9.7 Conclusion and Future Development

In this chapter, the intelligent methods for digital video stabilization in static and dynamic scenes were developed. The extended literature review represents the state-of-art in the DVS till the present time. In this research, many novel reasonable methods were proposed and realized including the statistical background model, the scene separation in video sequences received from the moving camera, the fuzzy TSK model application, the detection of “good” regions in frames, which contain only camera jitters, frames boundaries restoration in static and dynamic scenes, etc. All methods and algorithms were realized by the designed software tool “DVS Analyzer”, v. 2.04.

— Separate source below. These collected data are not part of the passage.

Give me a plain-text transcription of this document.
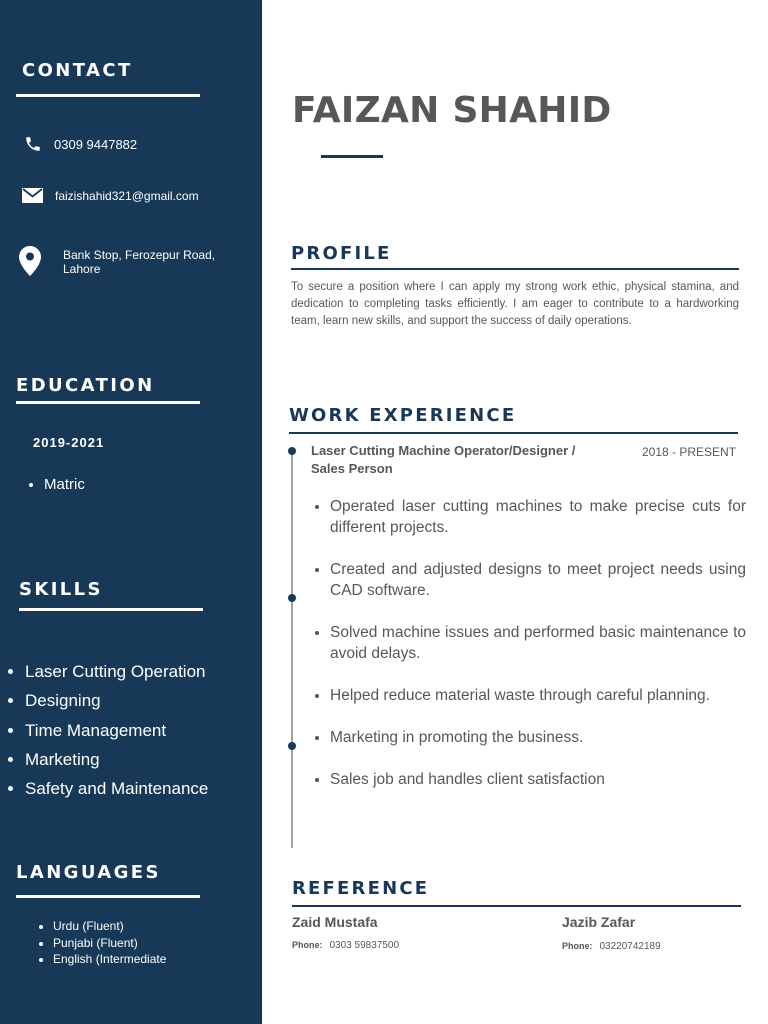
CONTACT
0309 9447882
faizishahid321@gmail.com
Bank Stop, Ferozepur Road,
Lahore
EDUCATION
2019-2021
• Matric
SKILLS
• Laser Cutting Operation
• Designing
• Time Management
• Marketing
• Safety and Maintenance
LANGUAGES
• Urdu (Fluent)
• Punjabi (Fluent)
• English (Intermediate
FAIZAN SHAHID
PROFILE
To secure a position where I can apply my strong work ethic, physical stamina, and dedication to completing tasks efficiently. I am eager to contribute to a hardworking team, learn new skills, and support the success of daily operations.
WORK EXPERIENCE
Laser Cutting Machine Operator/Designer / Sales Person
2018 - PRESENT
• Operated laser cutting machines to make precise cuts for different projects.
• Created and adjusted designs to meet project needs using CAD software.
• Solved machine issues and performed basic maintenance to avoid delays.
• Helped reduce material waste through careful planning.
• Marketing in promoting the business.
• Sales job and handles client satisfaction
REFERENCE
Zaid Mustafa
Phone: 0303 59837500
Jazib Zafar
Phone: 03220742189
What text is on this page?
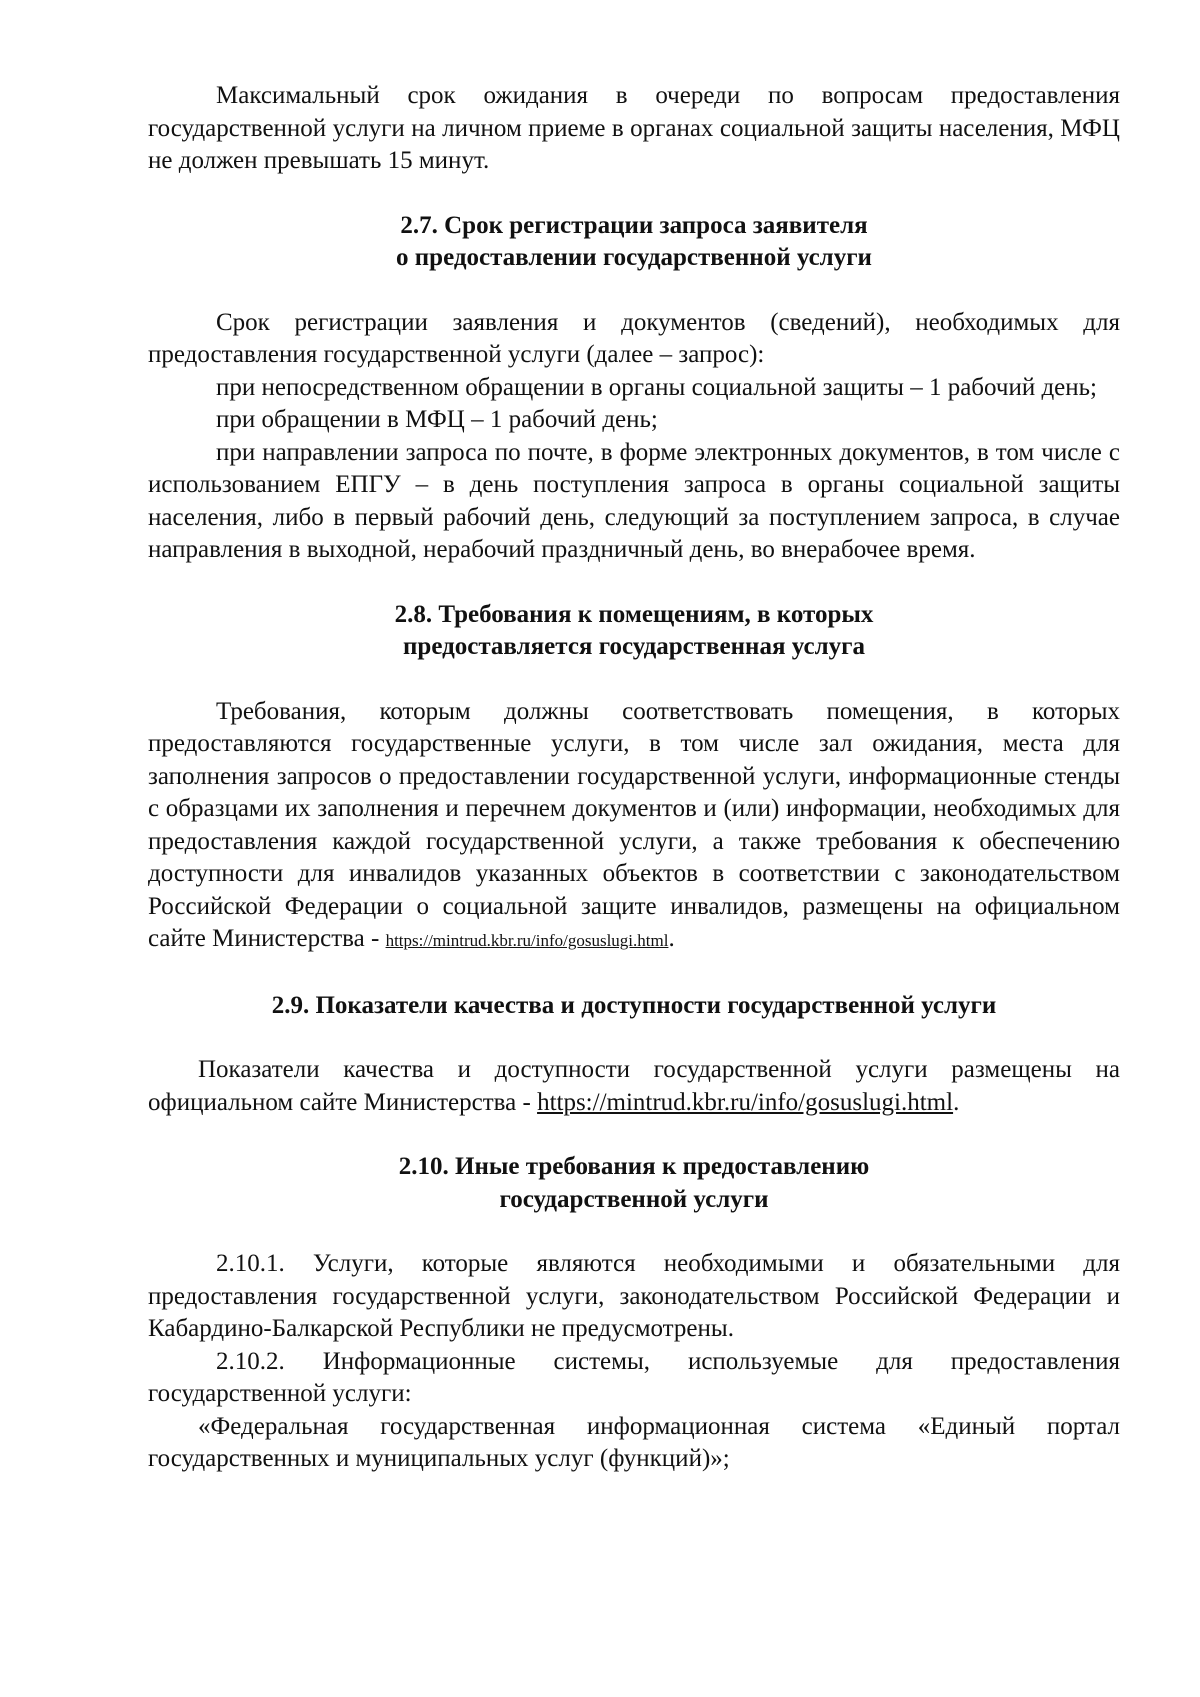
Максимальный срок ожидания в очереди по вопросам предоставления государственной услуги на личном приеме в органах социальной защиты населения, МФЦ не должен превышать 15 минут.

2.7. Срок регистрации запроса заявителя
о предоставлении государственной услуги

Срок регистрации заявления и документов (сведений), необходимых для предоставления государственной услуги (далее – запрос):

при непосредственном обращении в органы социальной защиты – 1 рабочий день;

при обращении в МФЦ – 1 рабочий день;

при направлении запроса по почте, в форме электронных документов, в том числе с использованием ЕПГУ – в день поступления запроса в органы социальной защиты населения, либо в первый рабочий день, следующий за поступлением запроса, в случае направления в выходной, нерабочий праздничный день, во внерабочее время.

2.8. Требования к помещениям, в которых
предоставляется государственная услуга

Требования, которым должны соответствовать помещения, в которых предоставляются государственные услуги, в том числе зал ожидания, места для заполнения запросов о предоставлении государственной услуги, информационные стенды с образцами их заполнения и перечнем документов и (или) информации, необходимых для предоставления каждой государственной услуги, а также требования к обеспечению доступности для инвалидов указанных объектов в соответствии с законодательством Российской Федерации о социальной защите инвалидов, размещены на официальном сайте Министерства - https://mintrud.kbr.ru/info/gosuslugi.html.

2.9. Показатели качества и доступности государственной услуги

Показатели качества и доступности государственной услуги размещены на официальном сайте Министерства - https://mintrud.kbr.ru/info/gosuslugi.html.

2.10. Иные требования к предоставлению
государственной услуги

2.10.1. Услуги, которые являются необходимыми и обязательными для предоставления государственной услуги, законодательством Российской Федерации и Кабардино-Балкарской Республики не предусмотрены.

2.10.2. Информационные системы, используемые для предоставления государственной услуги:

«Федеральная государственная информационная система «Единый портал государственных и муниципальных услуг (функций)»;
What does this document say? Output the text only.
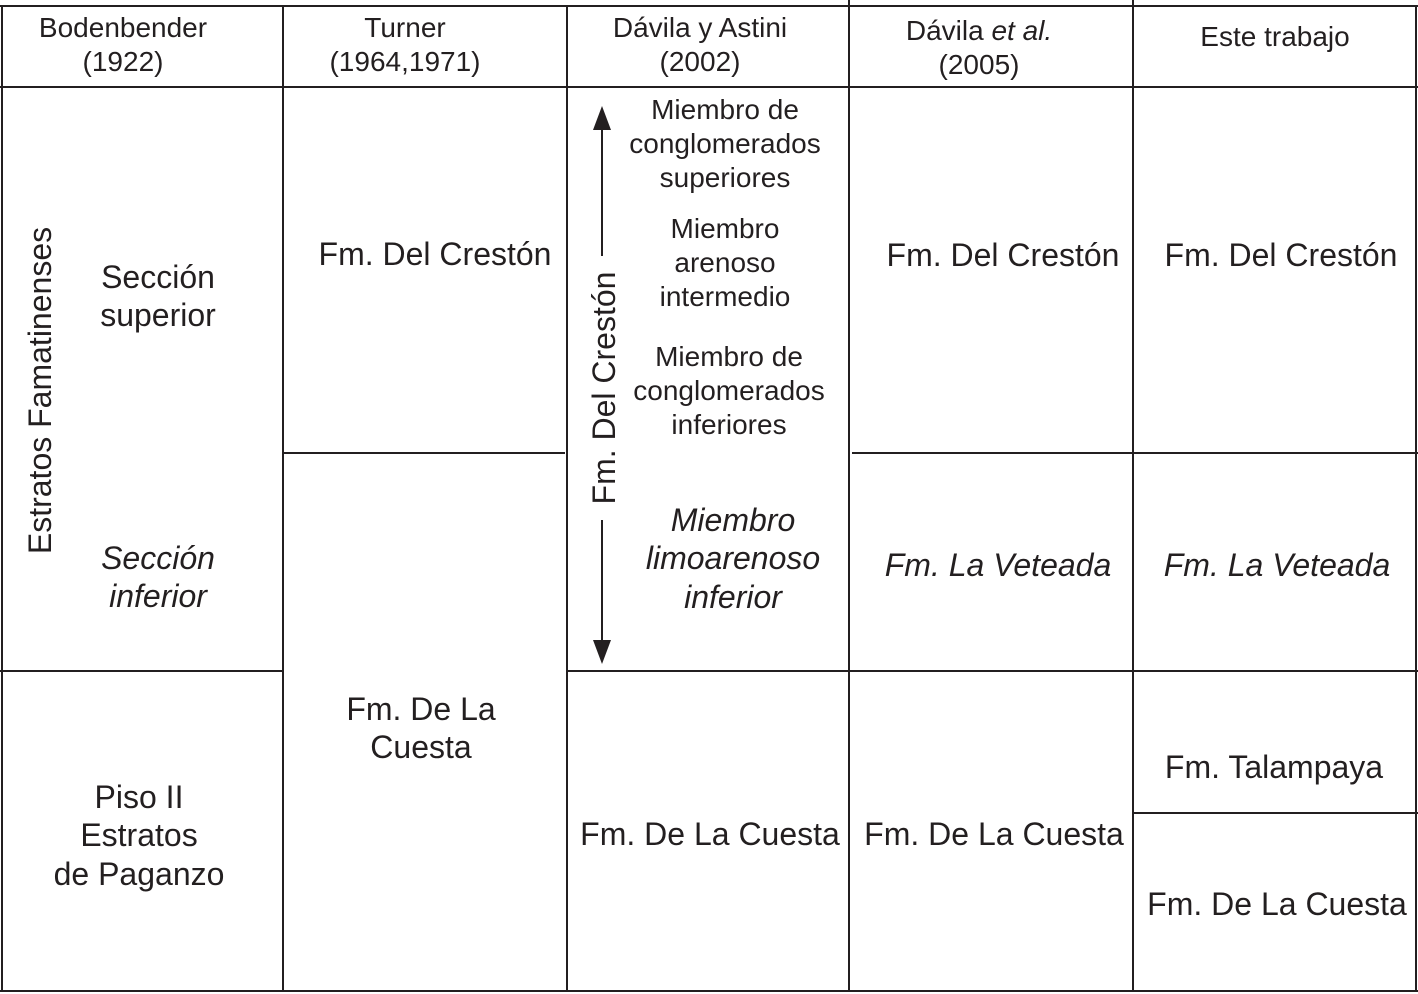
Bodenbender
(1922)
Turner
(1964,1971)
Dávila y Astini
(2002)
Dávila et al.
(2005)
Este trabajo
Estratos Famatinenses	Sección
superior
Sección
inferior
Piso II
Estratos
de Paganzo
Fm. Del Crestón
Fm. De La
Cuesta
Fm. Del Crestón
Miembro de
conglomerados
superiores
Miembro
arenoso
intermedio
Miembro de
conglomerados
inferiores
Miembro
limoarenoso
inferior
Fm. De La Cuesta
Fm. Del Crestón
Fm. La Veteada
Fm. De La Cuesta
Fm. Del Crestón
Fm. La Veteada
Fm. Talampaya
Fm. De La Cuesta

For experiments, six video sequences received from the static camera and eight video sequences received from the moving camera were used. Graphics of the motion estimation and compensation and the stabilization quality demonstrate the improvements relative to the original video sequences. The PSNR and ITF metrics were used to estimate the received results. The stabilized results directly depend from varied foreground and background content, the moving objects, lighting, noisy, and the shooting condition for each video sequence. The ITF estimations increase up on 3–4 dB or 15–20 % relative to the original video sequences. The ITF estimations of the proposed software tool “DVS Analyzer” provides better results (at average 1–3 dB or 5–15 %) with the lower processing time relatively the existing software tools.

The future efforts are connected with the development of advanced motion inpainting methods and algorithms for the DVS task and also fast realization of algorithms without the essential accuracy reduction for pseudo real-time applications.